You sometimes see people in the street and you think, “he’s got something to hide.”

No, I think: he’s a defendant! In the film, M – A City Seeks a Murderer, the commissioner says, “I recognise my pigs by the way they walk.” I wouldn’t put it that way, but funnily enough, there’s a fair amount of truth in it. For example, you can always recognise conmen. They always talk too much, they’re insanely polite – after so many years defending people, you simply know sometimes that something doesn’t add up.

How dangerous is Berlin? The cases you take on in your elegant offices sound a little as if they emanate from the Bronx.

Berlin is certainly very large, and there are – as most people don’t know, perhaps just as well – genuine parallel worlds. But the long term hardened criminals tend to remain in their own particular world and it’s one you’ll never come in contact with. The totally normal people who commit crimes are different. The same things happen to them that could also happen to us. At some point they do something that they didn’t want to do. For example: Imagine you’ve just been left by your boyfriend. And you know the single stupidest thing you could do is to call him up.
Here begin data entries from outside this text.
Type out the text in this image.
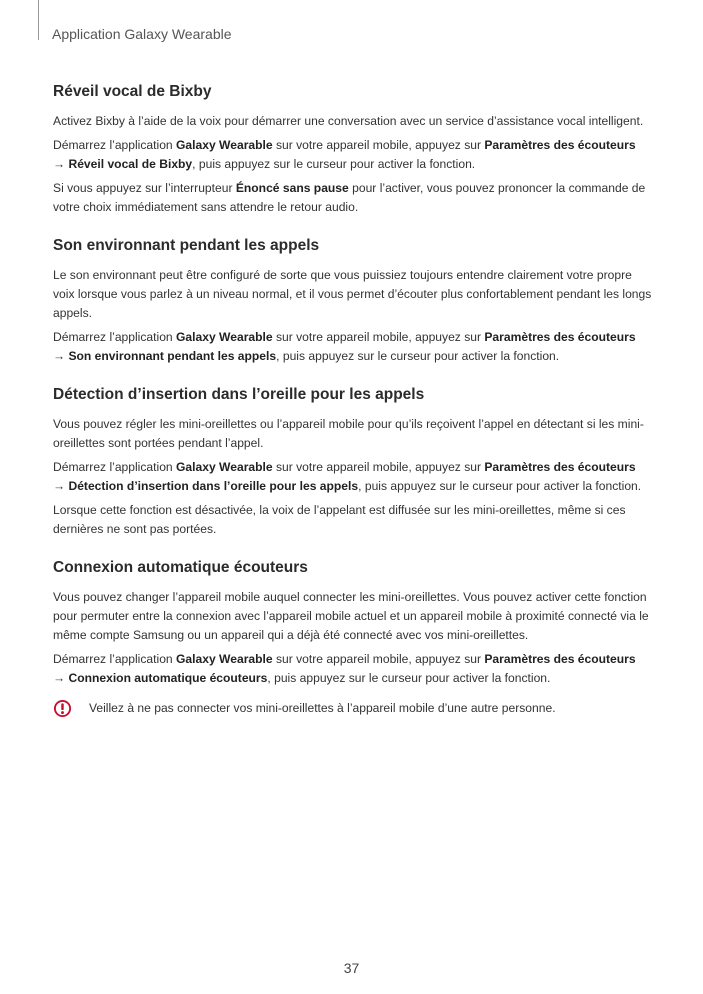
Application Galaxy Wearable
Réveil vocal de Bixby

Activez Bixby à l’aide de la voix pour démarrer une conversation avec un service d’assistance vocal intelligent.

Démarrez l’application Galaxy Wearable sur votre appareil mobile, appuyez sur Paramètres des écouteurs
→ Réveil vocal de Bixby, puis appuyez sur le curseur pour activer la fonction.

Si vous appuyez sur l’interrupteur Énoncé sans pause pour l’activer, vous pouvez prononcer la commande de votre choix immédiatement sans attendre le retour audio.

Son environnant pendant les appels

Le son environnant peut être configuré de sorte que vous puissiez toujours entendre clairement votre propre voix lorsque vous parlez à un niveau normal, et il vous permet d’écouter plus confortablement pendant les longs appels.

Démarrez l’application Galaxy Wearable sur votre appareil mobile, appuyez sur Paramètres des écouteurs
→ Son environnant pendant les appels, puis appuyez sur le curseur pour activer la fonction.

Détection d’insertion dans l’oreille pour les appels

Vous pouvez régler les mini-oreillettes ou l’appareil mobile pour qu’ils reçoivent l’appel en détectant si les mini-oreillettes sont portées pendant l’appel.

Démarrez l’application Galaxy Wearable sur votre appareil mobile, appuyez sur Paramètres des écouteurs
→ Détection d’insertion dans l’oreille pour les appels, puis appuyez sur le curseur pour activer la fonction.

Lorsque cette fonction est désactivée, la voix de l’appelant est diffusée sur les mini-oreillettes, même si ces dernières ne sont pas portées.

Connexion automatique écouteurs

Vous pouvez changer l’appareil mobile auquel connecter les mini-oreillettes. Vous pouvez activer cette fonction pour permuter entre la connexion avec l’appareil mobile actuel et un appareil mobile à proximité connecté via le même compte Samsung ou un appareil qui a déjà été connecté avec vos mini-oreillettes.

Démarrez l’application Galaxy Wearable sur votre appareil mobile, appuyez sur Paramètres des écouteurs
→ Connexion automatique écouteurs, puis appuyez sur le curseur pour activer la fonction.

Veillez à ne pas connecter vos mini-oreillettes à l’appareil mobile d’une autre personne.

37
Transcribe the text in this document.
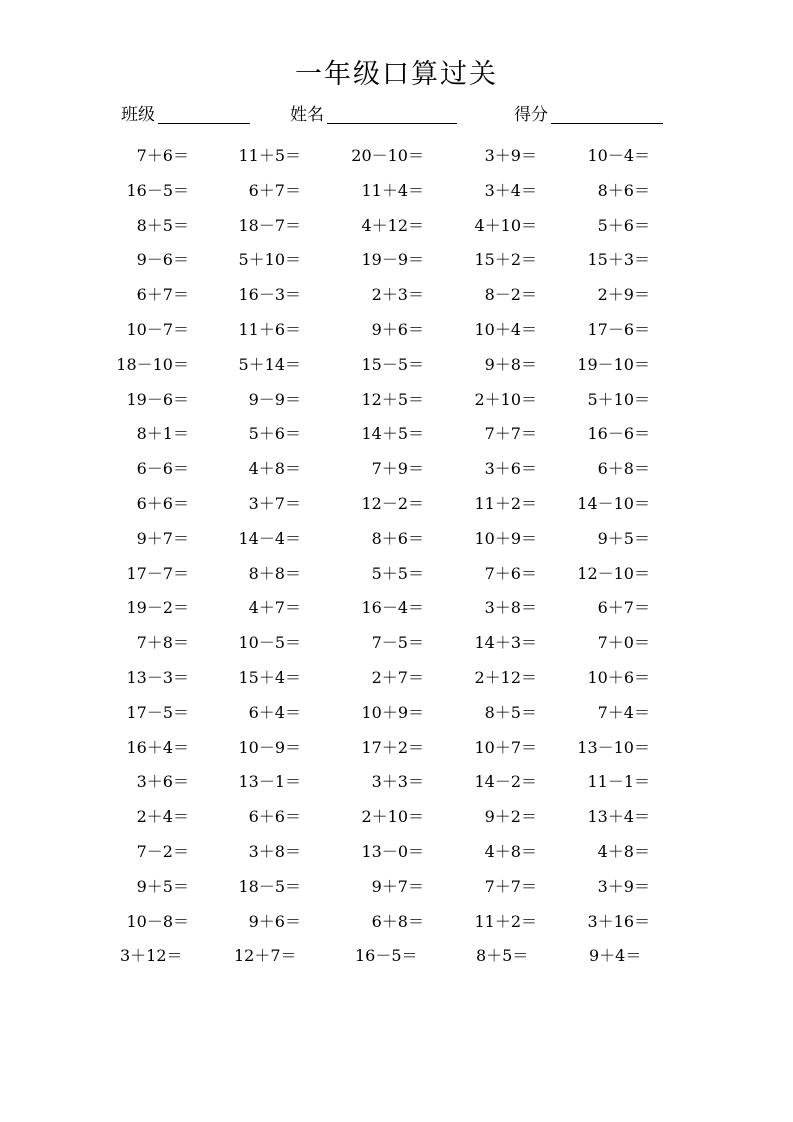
一年级口算过关
班级	姓名	得分
7＋6＝	11＋5＝	20－10＝	3＋9＝	10－4＝
16－5＝	6＋7＝	11＋4＝	3＋4＝	8＋6＝
8＋5＝	18－7＝	4＋12＝	4＋10＝	5＋6＝
9－6＝	5＋10＝	19－9＝	15＋2＝	15＋3＝
6＋7＝	16－3＝	2＋3＝	8－2＝	2＋9＝
10－7＝	11＋6＝	9＋6＝	10＋4＝	17－6＝
18－10＝	5＋14＝	15－5＝	9＋8＝	19－10＝
19－6＝	9－9＝	12＋5＝	2＋10＝	5＋10＝
8＋1＝	5＋6＝	14＋5＝	7＋7＝	16－6＝
6－6＝	4＋8＝	7＋9＝	3＋6＝	6＋8＝
6＋6＝	3＋7＝	12－2＝	11＋2＝	14－10＝
9＋7＝	14－4＝	8＋6＝	10＋9＝	9＋5＝
17－7＝	8＋8＝	5＋5＝	7＋6＝	12－10＝
19－2＝	4＋7＝	16－4＝	3＋8＝	6＋7＝
7＋8＝	10－5＝	7－5＝	14＋3＝	7＋0＝
13－3＝	15＋4＝	2＋7＝	2＋12＝	10＋6＝
17－5＝	6＋4＝	10＋9＝	8＋5＝	7＋4＝
16＋4＝	10－9＝	17＋2＝	10＋7＝	13－10＝
3＋6＝	13－1＝	3＋3＝	14－2＝	11－1＝
2＋4＝	6＋6＝	2＋10＝	9＋2＝	13＋4＝
7－2＝	3＋8＝	13－0＝	4＋8＝	4＋8＝
9＋5＝	18－5＝	9＋7＝	7＋7＝	3＋9＝
10－8＝	9＋6＝	6＋8＝	11＋2＝	3＋16＝
3＋12＝	12＋7＝	16－5＝	8＋5＝	9＋4＝
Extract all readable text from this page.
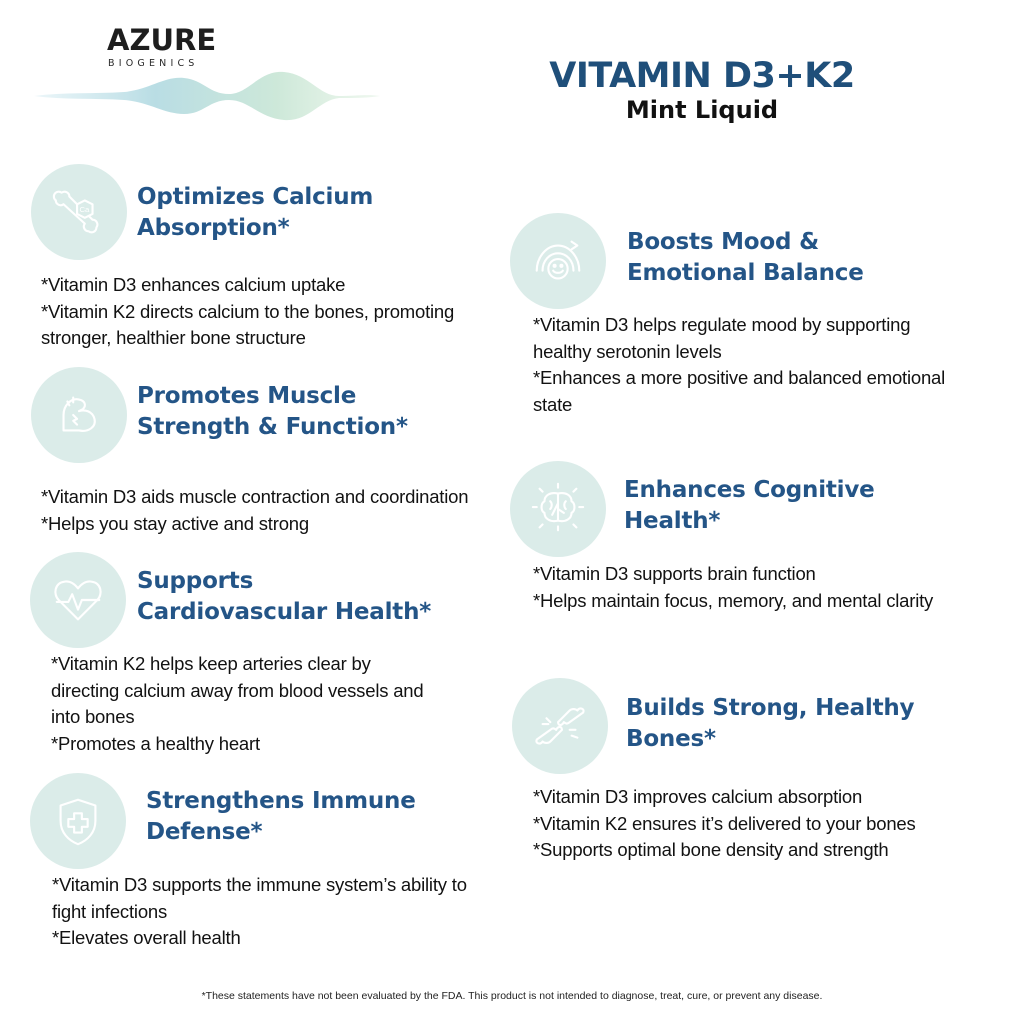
AZURE
BIOGENICS	VITAMIN D3+K2
Mint Liquid
Ca Optimizes Calcium
Absorption*
*Vitamin D3 enhances calcium uptake
*Vitamin K2 directs calcium to the bones, promoting
stronger, healthier bone structure
Promotes Muscle
Strength & Function*
*Vitamin D3 aids muscle contraction and coordination
*Helps you stay active and strong
Supports
Cardiovascular Health*
*Vitamin K2 helps keep arteries clear by
directing calcium away from blood vessels and
into bones
*Promotes a healthy heart
Strengthens Immune
Defense*
*Vitamin D3 supports the immune system’s ability to
fight infections
*Elevates overall health
Boosts Mood &
Emotional Balance
*Vitamin D3 helps regulate mood by supporting
healthy serotonin levels
*Enhances a more positive and balanced emotional
state
Enhances Cognitive
Health*
*Vitamin D3 supports brain function
*Helps maintain focus, memory, and mental clarity
Builds Strong, Healthy
Bones*
*Vitamin D3 improves calcium absorption
*Vitamin K2 ensures it’s delivered to your bones
*Supports optimal bone density and strength
*These statements have not been evaluated by the FDA. This product is not intended to diagnose, treat, cure, or prevent any disease.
You know this from experience, it’s also what your best girlfriend is telling you, you know it’s absolutely idiotic to pick up the receiver – and yet you do it. It’s not dissimilar when it comes to crimes. There are very few people who get out of bed in the morning and say, “Great day, today I’m going to commit a crime.” Mostly the way it happens is that situations develop, things escalate, and at some point something happens. Most people think there’s a qualitative difference – I think it’s a quantitative difference. When you yell at your boyfriend, it’s one little tiny step and it can escalate until you stab the scissors into his neck. Of course the inhibition threshold for yelling is lower, but the transitions are fluid, which is why any one of us is always in a little danger of committing a criminal act.